County’s Federal Workers Make Up for Lost Time as Budget Crisis Eases
With sighs of relief, some fears for the future and large piles of unopened mail on their desks, thousands of furloughed federal workers around Ventura County returned to work Monday morning.
“It feels very good to be back,” said Carol Spears, a public information officer at Channel Islands National Park. “It kind of goes against the grain of a park ranger to close the park. Most employees did not look at this as a good thing.”
Visitors trickled back into the park’s Ventura Harbor welcome center as well as the Ronald Reagan Presidential Library near Simi Valley, both of which had been closed since the budget stalemate in Washington led to the furlough of 800,000 workers across the country Wednesday.
Historians, librarians and support staff streamed back into the presidential library early Monday, after Sunday night’s budget compromise, to prepare for the 10 a.m. opening of two new shows: a collection of 40 watercolor paintings by Prince Charles of Wales and a display of Christmas trees from around the world.

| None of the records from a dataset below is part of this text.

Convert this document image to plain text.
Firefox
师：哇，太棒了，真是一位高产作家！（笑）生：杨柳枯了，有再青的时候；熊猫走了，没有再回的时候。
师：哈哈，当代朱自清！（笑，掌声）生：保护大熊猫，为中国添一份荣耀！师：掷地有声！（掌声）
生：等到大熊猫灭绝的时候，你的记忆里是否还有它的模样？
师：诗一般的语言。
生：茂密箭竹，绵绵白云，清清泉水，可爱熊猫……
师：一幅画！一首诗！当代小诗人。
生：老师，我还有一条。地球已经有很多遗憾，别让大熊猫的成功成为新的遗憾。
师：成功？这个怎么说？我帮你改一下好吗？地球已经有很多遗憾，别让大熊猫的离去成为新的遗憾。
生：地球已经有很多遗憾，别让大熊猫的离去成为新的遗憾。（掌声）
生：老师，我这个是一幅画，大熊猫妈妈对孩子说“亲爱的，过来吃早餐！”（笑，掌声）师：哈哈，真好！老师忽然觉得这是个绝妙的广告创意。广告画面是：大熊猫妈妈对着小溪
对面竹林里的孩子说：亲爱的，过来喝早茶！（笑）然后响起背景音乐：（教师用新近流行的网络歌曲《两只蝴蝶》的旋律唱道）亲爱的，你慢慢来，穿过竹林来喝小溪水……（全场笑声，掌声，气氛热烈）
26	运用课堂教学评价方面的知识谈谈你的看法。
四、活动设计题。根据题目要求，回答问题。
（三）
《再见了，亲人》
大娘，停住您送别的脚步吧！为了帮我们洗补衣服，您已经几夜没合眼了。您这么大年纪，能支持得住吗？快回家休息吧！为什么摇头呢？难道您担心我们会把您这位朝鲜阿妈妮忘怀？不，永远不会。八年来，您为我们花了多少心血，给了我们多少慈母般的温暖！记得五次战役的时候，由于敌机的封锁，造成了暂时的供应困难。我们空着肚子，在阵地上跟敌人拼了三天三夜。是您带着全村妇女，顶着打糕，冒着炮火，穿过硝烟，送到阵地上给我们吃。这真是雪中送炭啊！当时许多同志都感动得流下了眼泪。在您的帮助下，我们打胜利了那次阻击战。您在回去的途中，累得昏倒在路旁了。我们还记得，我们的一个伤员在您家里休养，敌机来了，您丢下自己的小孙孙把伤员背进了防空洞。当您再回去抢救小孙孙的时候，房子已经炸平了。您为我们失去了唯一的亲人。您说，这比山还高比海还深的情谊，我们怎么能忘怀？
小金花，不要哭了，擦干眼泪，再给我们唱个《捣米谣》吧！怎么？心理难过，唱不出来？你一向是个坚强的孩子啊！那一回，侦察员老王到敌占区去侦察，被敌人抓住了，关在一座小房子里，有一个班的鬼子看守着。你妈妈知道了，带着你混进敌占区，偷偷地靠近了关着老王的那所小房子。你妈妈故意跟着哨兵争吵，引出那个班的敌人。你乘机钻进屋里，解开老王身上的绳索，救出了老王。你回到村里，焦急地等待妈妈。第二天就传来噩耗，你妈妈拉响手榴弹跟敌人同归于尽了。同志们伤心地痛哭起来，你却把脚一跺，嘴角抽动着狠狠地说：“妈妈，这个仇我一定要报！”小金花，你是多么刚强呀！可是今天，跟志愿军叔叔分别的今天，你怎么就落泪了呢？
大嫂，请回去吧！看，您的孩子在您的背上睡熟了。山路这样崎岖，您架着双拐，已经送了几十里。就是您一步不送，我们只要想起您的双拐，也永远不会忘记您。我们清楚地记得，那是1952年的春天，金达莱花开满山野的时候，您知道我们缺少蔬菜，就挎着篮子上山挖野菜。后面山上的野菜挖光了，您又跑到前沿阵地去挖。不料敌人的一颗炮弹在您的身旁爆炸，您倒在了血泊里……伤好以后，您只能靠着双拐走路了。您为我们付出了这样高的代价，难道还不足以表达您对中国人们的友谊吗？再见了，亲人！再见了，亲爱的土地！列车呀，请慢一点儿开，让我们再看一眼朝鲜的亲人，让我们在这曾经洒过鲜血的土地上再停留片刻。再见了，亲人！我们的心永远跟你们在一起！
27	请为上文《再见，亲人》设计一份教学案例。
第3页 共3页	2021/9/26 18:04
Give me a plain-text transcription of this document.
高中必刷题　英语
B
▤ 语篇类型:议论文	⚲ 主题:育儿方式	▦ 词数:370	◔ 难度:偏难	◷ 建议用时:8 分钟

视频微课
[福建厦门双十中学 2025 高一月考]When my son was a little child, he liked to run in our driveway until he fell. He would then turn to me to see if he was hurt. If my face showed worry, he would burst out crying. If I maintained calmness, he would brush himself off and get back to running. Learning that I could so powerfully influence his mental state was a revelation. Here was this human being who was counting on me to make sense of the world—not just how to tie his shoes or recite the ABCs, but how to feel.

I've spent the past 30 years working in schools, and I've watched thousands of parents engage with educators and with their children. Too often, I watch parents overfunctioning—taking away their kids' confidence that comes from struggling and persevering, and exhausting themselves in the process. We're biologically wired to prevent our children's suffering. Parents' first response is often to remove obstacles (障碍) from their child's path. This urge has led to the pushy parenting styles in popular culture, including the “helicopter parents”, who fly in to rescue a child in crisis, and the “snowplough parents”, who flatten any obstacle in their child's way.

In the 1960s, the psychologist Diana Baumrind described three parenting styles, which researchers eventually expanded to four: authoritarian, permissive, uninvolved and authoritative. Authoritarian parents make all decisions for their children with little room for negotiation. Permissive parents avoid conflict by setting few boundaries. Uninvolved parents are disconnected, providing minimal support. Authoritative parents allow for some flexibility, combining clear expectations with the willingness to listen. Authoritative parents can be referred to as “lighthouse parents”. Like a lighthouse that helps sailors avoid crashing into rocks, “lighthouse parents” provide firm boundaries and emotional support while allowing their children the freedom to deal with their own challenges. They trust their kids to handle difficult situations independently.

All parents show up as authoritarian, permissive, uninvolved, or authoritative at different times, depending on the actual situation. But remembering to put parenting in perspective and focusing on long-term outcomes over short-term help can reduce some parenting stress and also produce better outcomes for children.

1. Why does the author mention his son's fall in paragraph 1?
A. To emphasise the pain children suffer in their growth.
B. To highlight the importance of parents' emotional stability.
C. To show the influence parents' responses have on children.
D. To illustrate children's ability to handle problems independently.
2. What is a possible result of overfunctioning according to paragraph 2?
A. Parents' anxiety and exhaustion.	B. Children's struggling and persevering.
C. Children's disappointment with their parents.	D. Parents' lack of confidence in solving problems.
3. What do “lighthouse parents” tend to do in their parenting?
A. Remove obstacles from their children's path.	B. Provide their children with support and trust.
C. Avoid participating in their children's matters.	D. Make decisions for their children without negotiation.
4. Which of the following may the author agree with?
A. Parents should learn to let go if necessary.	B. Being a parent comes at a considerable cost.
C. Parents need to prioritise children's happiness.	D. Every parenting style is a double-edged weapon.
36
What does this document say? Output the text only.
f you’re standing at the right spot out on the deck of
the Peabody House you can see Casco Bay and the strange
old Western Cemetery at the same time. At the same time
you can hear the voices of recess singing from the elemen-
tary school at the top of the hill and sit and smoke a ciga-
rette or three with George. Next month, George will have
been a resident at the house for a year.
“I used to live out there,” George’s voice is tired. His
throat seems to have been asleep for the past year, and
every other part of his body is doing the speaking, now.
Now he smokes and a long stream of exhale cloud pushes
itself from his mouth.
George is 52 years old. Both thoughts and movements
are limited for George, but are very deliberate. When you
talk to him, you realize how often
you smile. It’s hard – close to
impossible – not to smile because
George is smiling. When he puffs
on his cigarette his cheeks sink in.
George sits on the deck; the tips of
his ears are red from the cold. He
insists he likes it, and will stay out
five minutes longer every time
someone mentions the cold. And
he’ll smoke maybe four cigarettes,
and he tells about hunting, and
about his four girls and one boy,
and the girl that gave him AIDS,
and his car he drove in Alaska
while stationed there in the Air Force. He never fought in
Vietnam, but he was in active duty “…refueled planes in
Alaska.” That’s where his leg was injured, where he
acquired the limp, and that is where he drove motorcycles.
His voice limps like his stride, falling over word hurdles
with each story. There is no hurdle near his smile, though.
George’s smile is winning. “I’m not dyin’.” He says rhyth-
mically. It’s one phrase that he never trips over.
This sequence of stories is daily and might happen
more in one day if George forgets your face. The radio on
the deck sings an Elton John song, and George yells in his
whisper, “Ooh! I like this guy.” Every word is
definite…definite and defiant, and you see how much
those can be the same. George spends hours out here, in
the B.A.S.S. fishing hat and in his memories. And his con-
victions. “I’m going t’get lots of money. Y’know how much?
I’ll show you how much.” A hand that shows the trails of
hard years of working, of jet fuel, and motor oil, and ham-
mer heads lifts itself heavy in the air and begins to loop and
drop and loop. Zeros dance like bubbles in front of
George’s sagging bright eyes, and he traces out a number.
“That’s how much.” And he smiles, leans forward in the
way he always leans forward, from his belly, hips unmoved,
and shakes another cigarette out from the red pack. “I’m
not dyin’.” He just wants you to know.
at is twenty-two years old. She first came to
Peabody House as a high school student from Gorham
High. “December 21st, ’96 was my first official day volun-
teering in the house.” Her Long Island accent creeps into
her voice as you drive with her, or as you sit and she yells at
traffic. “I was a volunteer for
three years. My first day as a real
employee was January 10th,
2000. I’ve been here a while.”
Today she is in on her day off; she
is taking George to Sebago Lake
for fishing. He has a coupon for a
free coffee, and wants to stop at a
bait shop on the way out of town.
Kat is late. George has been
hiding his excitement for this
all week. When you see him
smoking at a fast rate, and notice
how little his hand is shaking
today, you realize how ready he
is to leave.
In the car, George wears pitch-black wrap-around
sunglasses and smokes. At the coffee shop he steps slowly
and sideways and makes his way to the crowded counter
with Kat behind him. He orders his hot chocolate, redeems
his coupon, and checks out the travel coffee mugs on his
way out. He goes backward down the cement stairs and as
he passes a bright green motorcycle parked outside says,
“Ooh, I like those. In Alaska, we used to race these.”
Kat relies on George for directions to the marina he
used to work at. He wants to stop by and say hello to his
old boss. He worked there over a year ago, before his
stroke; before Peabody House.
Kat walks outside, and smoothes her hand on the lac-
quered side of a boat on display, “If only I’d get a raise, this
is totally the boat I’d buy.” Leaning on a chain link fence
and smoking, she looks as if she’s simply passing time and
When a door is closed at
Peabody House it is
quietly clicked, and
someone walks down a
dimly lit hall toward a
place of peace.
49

And at 10:30 a.m. today, Nancy Reagan will visit the library’s gift shop to autograph copies of her autobiography, “My Turn,” and a collection of quotations titled “Ronald Reagan: The Wit and Wisdom of the Great Communicator.”
“We’d been afraid that if this [budget stalemate] had lasted any longer, we would have had to cancel” the former First Lady’s appearance, said Lynda Schuler, a library spokeswoman.
Sheryl Zen Ruffinen, an American living in the Netherlands, visited the Channel Islands park Monday during a car trip from San Francisco to San Diego.
“I’m sure all my friends in Europe were wondering what was going on,” she said as she examined small models of the Channel Islands. “Something like that would be unheard of in Europe.”
For park employees, the biggest task of the day was paperwork.
“There’s a lot of backlog,” Spears said. “Most of it is paperwork--things like writing performance evaluations, memoranda of understandings with other agencies and even payroll.”
Rishi Tyagi, a supervisor at the Camarillo office of the Minerals Management Service, said he was as grateful to see his co-workers back in the office as they were to return.
“Right now, there is a sense of relief,” he said. “But they’re looking forward to Dec. 15,” when the short-term funding agreement ends.
Tyagi was the only person to continue working for the service in the region.
“All the calls were coming to me. The mail came to me. Most of it I didn’t even open,” he said. “There were two huge crates, like you see at the post office.
“It was very lonely and stressful, very hectic. I was running around like a chicken with my head cut off. Three phone lines were ringing and I didn’t know which one to answer first,” he added.
At the Naval Construction Battalion Center, more than 1,000 furloughed civilian employees--including supply clerks, computer processors and mechanics--reported for work Monday morning.
“People are getting back to assessing what’s going on and prioritizing what needs to be done immediately,” said Linda Hadley, a public affairs officer at the Port Hueneme base. “Any time you have more than 1,000 people off work, you’re going to have a large backlog.”
Hadley said the base was fortunate because two-thirds of its civilian employees were deemed essential and continued to work. But those who were gone had plenty to catch up on.
“When you’ve been away from work and it’s kind of a sudden thing, you get back and have to deal with everything you left behind and everything that’s gone on in the meantime,” she said.
“It presented a real morale situation, both for the people who were furloughed and for the people who were left behind and looked around to see so many of their colleagues gone,” she added.
At an Army recruitment center in Oxnard, employees worked at a leisurely pace on their first day back, saying the work stoppage had come at a slow time of year.
“I think I broke my back from three days in bed,” joked Staff Sgt. Kenneth M. Smith, who commands the Oxnard station. “I get paid either way.”
Things were a little more hectic at local Social Security and IRS offices, which saw heavy traffic early Monday.
“It is busy, a little more than usual,” said Larry Boland, district manager for the Ventura and Oxnard Social Security offices. “We have a week’s worth of lead applications for benefits that need to be addressed. . . . But I think everyone’s glad to be back.”
Some mortgage companies that deal with federal loans said they had found ways to be productive despite the government’s suspended activities.
“We never really skipped a beat,” said Ron Weisner, district manager for the Medallion Mortgage Co., which processes about 25 federal loans each week. “We went ahead and processed as if we would get the necessary information from the federal government, just a little late. When you’ve been through it enough times, you know to just keep going.”
Times staff writer Mack Reed contributed to this story.